My DH drives me crazy sometimes. But if he EVER thought to tell me I have to love his children despite their appalling behaviour towards me and absolute disresepct for the roof I put over their heads and really has nothing but a peripheral concern about his kids health, welfare and education I would be getting counselling and possibly an attorney.

I am not pro divorce. My divorce was thrust upon me by my ex 'in his Midlife Crisis on steroids'. But sometimes all the good stuff when you are alone is negated in the first snotty kid-reply to an innocent question. Then he doesn't support you? Please tell me his attractiveness is losing ground fast.

I would tell him counselling is on the books in the immediate future. Look at Daisy. She went to a counsellor with her husband who got read the counsellors riot act about how he is harming his child and his marriage. Please try.

LRP75's picture

^ THIS 100% ^

Last night was the straw that broke the camels back in me being able to compartmentalize this crap. Our time alone together has been slowly tainted by this situation. I can no longer pretend that they even separate issues.

He is demonizing me instead of recognizing HIS bad parenting.
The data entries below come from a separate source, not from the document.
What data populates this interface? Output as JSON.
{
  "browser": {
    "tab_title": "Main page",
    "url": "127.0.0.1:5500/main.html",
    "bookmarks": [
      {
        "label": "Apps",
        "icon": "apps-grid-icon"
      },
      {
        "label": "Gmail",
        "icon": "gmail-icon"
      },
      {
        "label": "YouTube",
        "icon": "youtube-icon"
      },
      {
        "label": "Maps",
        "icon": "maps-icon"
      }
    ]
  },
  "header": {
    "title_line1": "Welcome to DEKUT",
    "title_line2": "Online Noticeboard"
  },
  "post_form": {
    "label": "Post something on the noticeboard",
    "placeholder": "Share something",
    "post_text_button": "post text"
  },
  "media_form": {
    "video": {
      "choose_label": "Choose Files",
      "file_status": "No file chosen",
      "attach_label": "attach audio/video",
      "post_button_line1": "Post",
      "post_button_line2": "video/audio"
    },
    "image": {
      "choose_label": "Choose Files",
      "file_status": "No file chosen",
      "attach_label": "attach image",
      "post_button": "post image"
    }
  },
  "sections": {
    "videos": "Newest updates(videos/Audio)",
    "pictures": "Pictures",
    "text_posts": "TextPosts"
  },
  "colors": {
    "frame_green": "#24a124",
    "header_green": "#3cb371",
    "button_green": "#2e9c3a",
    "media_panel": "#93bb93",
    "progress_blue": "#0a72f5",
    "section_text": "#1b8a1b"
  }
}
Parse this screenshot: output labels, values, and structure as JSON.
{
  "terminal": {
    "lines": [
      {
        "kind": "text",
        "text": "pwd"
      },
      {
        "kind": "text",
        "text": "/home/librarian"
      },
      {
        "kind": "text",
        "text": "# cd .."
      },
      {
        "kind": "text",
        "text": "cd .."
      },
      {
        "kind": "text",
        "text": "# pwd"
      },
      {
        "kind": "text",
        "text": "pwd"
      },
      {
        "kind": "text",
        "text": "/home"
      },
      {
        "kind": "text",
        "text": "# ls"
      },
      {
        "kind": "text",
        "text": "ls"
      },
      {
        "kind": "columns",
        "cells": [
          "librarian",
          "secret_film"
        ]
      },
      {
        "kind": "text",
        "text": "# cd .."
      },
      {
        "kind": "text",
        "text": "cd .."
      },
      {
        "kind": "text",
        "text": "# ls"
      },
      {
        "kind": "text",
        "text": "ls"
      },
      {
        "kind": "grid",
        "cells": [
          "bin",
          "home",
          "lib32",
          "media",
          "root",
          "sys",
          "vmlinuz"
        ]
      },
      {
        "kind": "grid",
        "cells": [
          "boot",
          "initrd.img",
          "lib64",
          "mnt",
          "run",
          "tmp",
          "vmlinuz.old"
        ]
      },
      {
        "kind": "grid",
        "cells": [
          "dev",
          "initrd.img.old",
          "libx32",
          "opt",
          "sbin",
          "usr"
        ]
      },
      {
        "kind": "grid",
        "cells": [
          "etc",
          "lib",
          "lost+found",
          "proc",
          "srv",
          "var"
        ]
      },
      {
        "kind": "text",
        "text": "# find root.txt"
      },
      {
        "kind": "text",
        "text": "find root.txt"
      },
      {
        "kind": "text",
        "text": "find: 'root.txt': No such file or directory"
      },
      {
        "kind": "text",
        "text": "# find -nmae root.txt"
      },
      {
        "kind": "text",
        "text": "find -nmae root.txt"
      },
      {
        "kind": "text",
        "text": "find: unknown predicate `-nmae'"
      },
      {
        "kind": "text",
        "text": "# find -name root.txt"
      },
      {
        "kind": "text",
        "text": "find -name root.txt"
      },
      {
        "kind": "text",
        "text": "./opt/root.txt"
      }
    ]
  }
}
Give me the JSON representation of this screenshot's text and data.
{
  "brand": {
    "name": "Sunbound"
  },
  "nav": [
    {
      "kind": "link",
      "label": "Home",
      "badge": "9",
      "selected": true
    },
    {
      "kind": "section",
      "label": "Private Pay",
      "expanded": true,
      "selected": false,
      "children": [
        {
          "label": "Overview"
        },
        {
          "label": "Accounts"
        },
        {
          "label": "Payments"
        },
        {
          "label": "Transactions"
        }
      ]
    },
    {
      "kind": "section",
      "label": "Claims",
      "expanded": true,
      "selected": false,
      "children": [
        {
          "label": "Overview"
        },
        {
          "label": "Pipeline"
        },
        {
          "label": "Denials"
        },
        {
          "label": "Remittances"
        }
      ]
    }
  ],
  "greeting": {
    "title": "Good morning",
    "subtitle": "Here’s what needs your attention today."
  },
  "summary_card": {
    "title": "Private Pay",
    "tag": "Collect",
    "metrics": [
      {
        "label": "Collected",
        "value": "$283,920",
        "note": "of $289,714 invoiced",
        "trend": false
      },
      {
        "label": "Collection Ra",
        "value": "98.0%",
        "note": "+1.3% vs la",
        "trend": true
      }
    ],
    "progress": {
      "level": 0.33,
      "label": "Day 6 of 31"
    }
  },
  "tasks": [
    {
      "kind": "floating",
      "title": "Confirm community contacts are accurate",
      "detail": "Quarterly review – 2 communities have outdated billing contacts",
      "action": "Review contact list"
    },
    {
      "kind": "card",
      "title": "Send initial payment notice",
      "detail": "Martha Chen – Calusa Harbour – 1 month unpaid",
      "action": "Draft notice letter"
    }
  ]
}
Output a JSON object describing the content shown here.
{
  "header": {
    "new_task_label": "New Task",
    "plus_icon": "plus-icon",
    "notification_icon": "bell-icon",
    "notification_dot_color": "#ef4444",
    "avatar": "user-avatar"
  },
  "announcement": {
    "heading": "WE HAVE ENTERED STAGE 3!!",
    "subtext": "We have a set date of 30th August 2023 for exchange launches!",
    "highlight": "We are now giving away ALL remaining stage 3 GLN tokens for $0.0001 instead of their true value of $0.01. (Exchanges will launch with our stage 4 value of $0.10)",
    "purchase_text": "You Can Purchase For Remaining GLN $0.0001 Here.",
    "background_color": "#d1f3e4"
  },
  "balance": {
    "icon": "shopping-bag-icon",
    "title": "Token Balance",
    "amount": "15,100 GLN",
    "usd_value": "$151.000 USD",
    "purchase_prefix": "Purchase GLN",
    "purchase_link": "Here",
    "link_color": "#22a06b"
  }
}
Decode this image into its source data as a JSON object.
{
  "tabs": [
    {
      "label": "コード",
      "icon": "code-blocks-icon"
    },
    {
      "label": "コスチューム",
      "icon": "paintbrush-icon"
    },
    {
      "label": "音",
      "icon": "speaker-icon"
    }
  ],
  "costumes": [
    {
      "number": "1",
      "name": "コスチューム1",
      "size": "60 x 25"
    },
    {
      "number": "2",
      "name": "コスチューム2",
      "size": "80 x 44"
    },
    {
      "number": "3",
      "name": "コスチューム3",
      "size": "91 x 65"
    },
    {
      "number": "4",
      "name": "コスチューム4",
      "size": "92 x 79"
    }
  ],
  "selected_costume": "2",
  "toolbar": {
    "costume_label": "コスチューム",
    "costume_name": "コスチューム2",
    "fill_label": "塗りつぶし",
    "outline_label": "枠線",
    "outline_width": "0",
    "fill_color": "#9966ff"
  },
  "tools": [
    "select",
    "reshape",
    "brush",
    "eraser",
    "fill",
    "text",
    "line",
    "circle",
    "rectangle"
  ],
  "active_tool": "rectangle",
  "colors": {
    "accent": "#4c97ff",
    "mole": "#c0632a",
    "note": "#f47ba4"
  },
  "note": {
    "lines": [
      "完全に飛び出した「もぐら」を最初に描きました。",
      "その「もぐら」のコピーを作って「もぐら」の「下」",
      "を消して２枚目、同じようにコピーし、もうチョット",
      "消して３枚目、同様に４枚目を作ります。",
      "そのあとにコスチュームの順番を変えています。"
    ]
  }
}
I refuse to be a scapegoat.

I am flaming mad.

Hanny's picture

I don't know how you can stay in a marriage like this. Do you and DH ever have any fun together? Do you enjoy each other's company? I didn't read any of your other blogs, but how often do you have his kids? I don't understand how people can live detached, if they have the skids 50%. That is half of your life detaching and ignoring people around you. I'm not sure it would be worth it to me. But then again, SO's daughter is graduating this week from HS and will be going to college in fall. We did not live together until last year, when she started having a life and was seldom around. I refused to live with him and have to ignore people around me every weekend. So our happy medium was for me to do what I pleased on weekends, and we spent our time together during the week when skids were with their mom. Just my opinion.

LRP75's picture

Yes, we have lots of fun together. And yes, we do enjoy each others company. Tremendously.

His kids are usually only with us EOW. He tries to have them one at a time, because they are controlled much easier if it's just one of them. So having the skids in our home, isn't something that we have to deal with a whole lot. However, it is just that when they are in our home, life IS unbearable.